Posted by Andy Osborne in Exercising and testing , Business Continuity Management

Andy Osborne

By Andy Osborne, Consultancy Director at Acumen

It's fairly standard practice to hold some form of debrief at the end of an exercise or test, which is a very sensible thing to do. It helps to ensure that any issues and actions arising are captured and it's a good way to obtain feedback from the participants on how they thought things went. But some debriefs are a bit on the, well, brief side. Because it comes at the end of what can sometimes be a lengthy or challenging, sometimes stressful, session, it can be all too easy to make the debrief too brief. There can be a temptation to let people "get away" so that they can return to their day jobs. But the danger is that, once they do so, all the good stuff that the exercise teased out will be forgotten within a couple of weeks or, at best, vaguely remembered but not given the attention it deserves.

That's not to suggest that the debrief should be overly lengthy, just that sufficient time should be allowed  to ensure that everything that needs to be captured is, so that a follow-up action plan can be agreed.

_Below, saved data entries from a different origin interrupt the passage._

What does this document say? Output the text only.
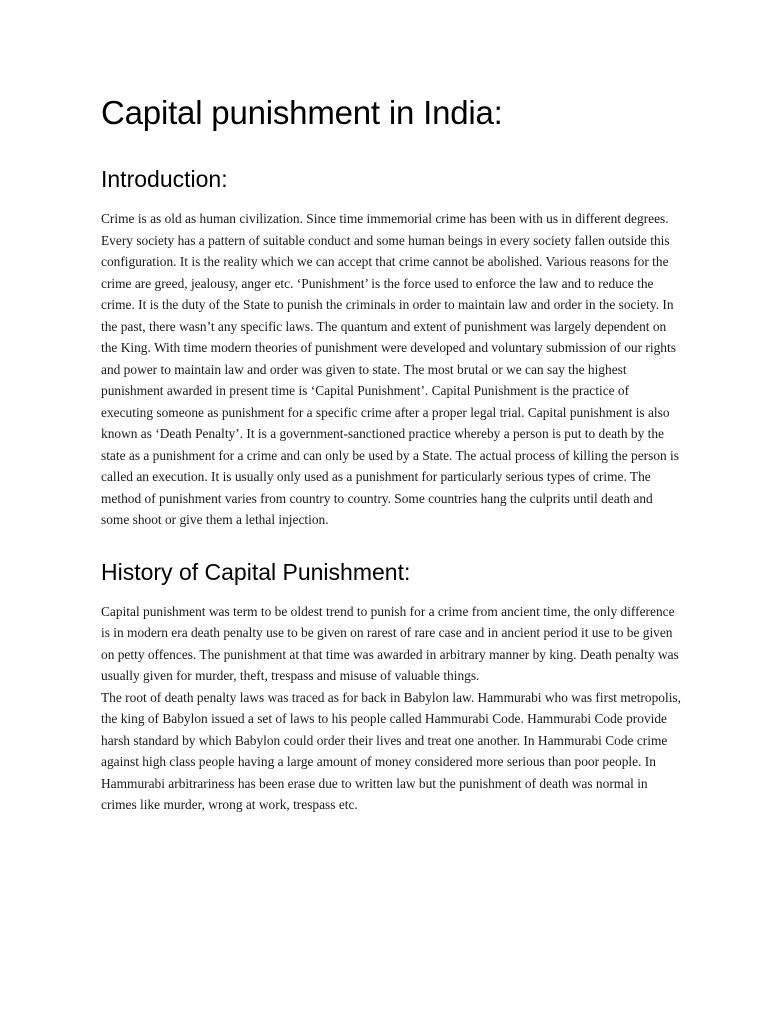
Capital punishment in India:
Introduction:

Crime is as old as human civilization. Since time immemorial crime has been with us in different degrees. Every society has a pattern of suitable conduct and some human beings in every society fallen outside this configuration. It is the reality which we can accept that crime cannot be abolished. Various reasons for the crime are greed, jealousy, anger etc. ‘Punishment’ is the force used to enforce the law and to reduce the crime. It is the duty of the State to punish the criminals in order to maintain law and order in the society. In the past, there wasn’t any specific laws. The quantum and extent of punishment was largely dependent on the King. With time modern theories of punishment were developed and voluntary submission of our rights and power to maintain law and order was given to state. The most brutal or we can say the highest punishment awarded in present time is ‘Capital Punishment’. Capital Punishment is the practice of executing someone as punishment for a specific crime after a proper legal trial. Capital punishment is also known as ‘Death Penalty’. It is a government-sanctioned practice whereby a person is put to death by the state as a punishment for a crime and can only be used by a State. The actual process of killing the person is called an execution. It is usually only used as a punishment for particularly serious types of crime. The method of punishment varies from country to country. Some countries hang the culprits until death and some shoot or give them a lethal injection.

History of Capital Punishment:

Capital punishment was term to be oldest trend to punish for a crime from ancient time, the only difference is in modern era death penalty use to be given on rarest of rare case and in ancient period it use to be given on petty offences. The punishment at that time was awarded in arbitrary manner by king. Death penalty was usually given for murder, theft, trespass and misuse of valuable things.

The root of death penalty laws was traced as for back in Babylon law. Hammurabi who was first metropolis, the king of Babylon issued a set of laws to his people called Hammurabi Code. Hammurabi Code provide harsh standard by which Babylon could order their lives and treat one another. In Hammurabi Code crime against high class people having a large amount of money considered more serious than poor people. In Hammurabi arbitrariness has been erase due to written law but the punishment of death was normal in crimes like murder, wrong at work, trespass etc.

And, whilst it may seem like a bit of a luxury, it can be very beneficial to hold two debriefs - a "hot" debrief immediately after the exercise or test and a second, "cold" debrief a couple of weeks later, after the proverbial dust has settled. Go on, be honest, how brief are your debriefs? And how many do you do? If you don't already do so, why not give the double-debrief a try after your next exercise or test and see what the results are like?